Setup a python virtual environment
./bin/create_test_venv.sh
Activate the python virtual environment created in Step 1
source test_venv/bin/activate
Run the locust load tests For example:
locust -f pint_server/tests/loadtest/locustfile.py --host http://localhost:5000 --headless -u 100 -r 10
--host is where the pint service is running -u specifies the number of users to spawn -r specifies the number of users to start per second
If you want to specify the runtime for the loadtests, you can do so with the -t option: For example: .. code-block:
locust -f pint_server/tests/loadtest/locustfile.py --host http://localhost:5000 --headless -u 100 -r 10 -t10m
Here's an example of a normal workflow for performing schema update.
create a new changeset file in pint_server/pint_db_migrate/versions/. The new changeset file must have the following format: <d><d><d>_<string>.py. The first three digit of the filename is the version number, follow by an underscore and a meaningful name of the changeset. The new changeset must have the highest version number, which is usually a plus one increment of the last version. For example, if pint_server/pint_db_migrate/versions/ currently contains a file 001_in_the_beginning.py. The next changeset should starts with 002. Say if we want to add a new column foo to the amazonimages table. We should create a new file named 002_add_foo_column_to_amazonimages.py with the following content:
from sqlalchemy import Table, MetaData, String, Column def upgrade(migrate_engine): meta = MetaData(bind=migrate_engine) amazonimages = Table('amazonimages', meta, autoload=True) foo = Column('foo', String(100)) foo.create(amazonimages) def downgrade(migrate_engine): meta = MetaData(bind=migrate_engine) amazonimages = Table('amazonimages', meta, autoload=True) amazonimages.c.foo.drop()
create the Python 3.6 development virtual environment
./bin/create_dev_venv.sh
activate the development virtual environment
source dev_venv/bin/activate
run the ./bin/pint_db_migrate.sh CLI to perform scheme and data upgrade. The script itself is idempotent so it won't fail if the schema and data are already up-to-date.

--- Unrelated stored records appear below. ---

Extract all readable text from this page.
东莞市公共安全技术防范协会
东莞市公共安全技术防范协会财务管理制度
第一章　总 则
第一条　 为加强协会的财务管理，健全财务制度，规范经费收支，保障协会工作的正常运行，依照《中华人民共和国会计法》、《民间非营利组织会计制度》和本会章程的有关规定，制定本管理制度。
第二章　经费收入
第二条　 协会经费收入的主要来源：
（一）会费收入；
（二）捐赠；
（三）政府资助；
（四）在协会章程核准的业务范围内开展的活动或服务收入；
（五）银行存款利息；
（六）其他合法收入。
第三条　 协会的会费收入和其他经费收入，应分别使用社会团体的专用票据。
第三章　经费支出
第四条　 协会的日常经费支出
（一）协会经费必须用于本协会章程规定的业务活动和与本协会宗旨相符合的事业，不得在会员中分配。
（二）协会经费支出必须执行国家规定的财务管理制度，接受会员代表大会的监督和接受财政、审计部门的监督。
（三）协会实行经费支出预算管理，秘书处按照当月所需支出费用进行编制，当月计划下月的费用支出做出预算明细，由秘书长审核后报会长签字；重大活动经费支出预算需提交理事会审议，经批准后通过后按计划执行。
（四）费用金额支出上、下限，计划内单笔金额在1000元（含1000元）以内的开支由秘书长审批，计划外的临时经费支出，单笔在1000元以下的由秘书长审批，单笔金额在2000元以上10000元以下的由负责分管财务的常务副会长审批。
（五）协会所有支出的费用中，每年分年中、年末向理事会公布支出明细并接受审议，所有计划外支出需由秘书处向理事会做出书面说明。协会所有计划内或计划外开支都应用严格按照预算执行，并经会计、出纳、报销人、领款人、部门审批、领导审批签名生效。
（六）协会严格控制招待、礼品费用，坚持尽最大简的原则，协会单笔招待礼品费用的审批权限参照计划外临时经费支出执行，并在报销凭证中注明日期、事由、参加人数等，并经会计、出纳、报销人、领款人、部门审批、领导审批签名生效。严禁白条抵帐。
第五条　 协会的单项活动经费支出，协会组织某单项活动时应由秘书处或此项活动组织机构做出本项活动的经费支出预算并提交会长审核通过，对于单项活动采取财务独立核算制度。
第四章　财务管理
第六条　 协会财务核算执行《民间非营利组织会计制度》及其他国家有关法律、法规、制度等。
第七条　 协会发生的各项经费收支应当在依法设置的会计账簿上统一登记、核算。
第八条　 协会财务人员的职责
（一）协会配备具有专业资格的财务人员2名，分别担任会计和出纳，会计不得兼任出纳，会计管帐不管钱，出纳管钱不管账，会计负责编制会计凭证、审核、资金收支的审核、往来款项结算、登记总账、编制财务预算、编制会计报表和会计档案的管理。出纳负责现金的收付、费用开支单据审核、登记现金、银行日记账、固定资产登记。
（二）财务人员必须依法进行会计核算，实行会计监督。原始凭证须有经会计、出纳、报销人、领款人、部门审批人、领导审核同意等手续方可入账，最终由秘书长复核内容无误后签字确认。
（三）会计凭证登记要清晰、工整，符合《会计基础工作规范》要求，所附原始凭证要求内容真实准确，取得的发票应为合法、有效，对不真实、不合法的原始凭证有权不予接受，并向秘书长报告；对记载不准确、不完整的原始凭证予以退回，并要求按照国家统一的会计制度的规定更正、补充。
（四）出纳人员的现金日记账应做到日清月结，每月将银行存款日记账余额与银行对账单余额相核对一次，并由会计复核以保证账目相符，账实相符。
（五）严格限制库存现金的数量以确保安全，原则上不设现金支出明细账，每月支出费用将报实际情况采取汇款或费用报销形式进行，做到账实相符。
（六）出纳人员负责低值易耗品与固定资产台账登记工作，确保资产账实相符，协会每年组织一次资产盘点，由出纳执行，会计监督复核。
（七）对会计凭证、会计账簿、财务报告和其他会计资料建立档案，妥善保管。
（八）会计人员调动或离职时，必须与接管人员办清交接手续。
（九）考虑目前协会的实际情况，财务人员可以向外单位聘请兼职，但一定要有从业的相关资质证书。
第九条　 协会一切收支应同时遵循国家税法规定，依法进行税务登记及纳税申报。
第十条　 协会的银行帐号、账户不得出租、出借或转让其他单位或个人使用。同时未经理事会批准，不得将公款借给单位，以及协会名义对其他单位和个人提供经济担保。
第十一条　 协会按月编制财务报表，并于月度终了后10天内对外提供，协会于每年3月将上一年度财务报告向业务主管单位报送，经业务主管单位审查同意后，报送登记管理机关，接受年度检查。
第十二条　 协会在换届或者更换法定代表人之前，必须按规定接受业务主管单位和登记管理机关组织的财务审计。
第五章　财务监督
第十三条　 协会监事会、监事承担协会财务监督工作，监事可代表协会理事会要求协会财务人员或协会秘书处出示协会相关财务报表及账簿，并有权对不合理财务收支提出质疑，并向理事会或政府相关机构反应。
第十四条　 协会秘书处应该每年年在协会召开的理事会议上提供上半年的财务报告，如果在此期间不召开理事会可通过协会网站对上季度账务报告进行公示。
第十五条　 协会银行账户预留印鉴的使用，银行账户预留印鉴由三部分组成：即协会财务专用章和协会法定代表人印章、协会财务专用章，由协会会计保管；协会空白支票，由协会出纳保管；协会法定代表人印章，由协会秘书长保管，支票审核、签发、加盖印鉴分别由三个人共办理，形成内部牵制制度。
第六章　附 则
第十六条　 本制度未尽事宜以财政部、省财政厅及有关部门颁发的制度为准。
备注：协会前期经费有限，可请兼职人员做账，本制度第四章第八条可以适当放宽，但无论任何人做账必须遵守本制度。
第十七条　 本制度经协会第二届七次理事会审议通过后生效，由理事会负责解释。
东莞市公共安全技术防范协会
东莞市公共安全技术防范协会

./bin/pint_db_migrate.sh -h db_host -U db_user -W db_password -n db_name --ssl-mode require --root-cert /etc/ssl/postgresql_ca_cert.pem upgrade --pint-data /home/foo/pint-data
NOTE: in the above example, /home/foo/pint-data is where you clone the pint-data repo. In other words, the XML data files are expected to be located in the /home/foo/pint-data/data directory.
NOTE: The --root-cert is path to the file with the RDS CA bundle which can be obtained from https://s3.amazonaws.com/rds-downloads/rds-combined-ca-bundle.pem
NOTE: in a development environment where TLS is not enabled for the PostgreSQL instance, the --ssl-mode and --root-cert arguments are not needed.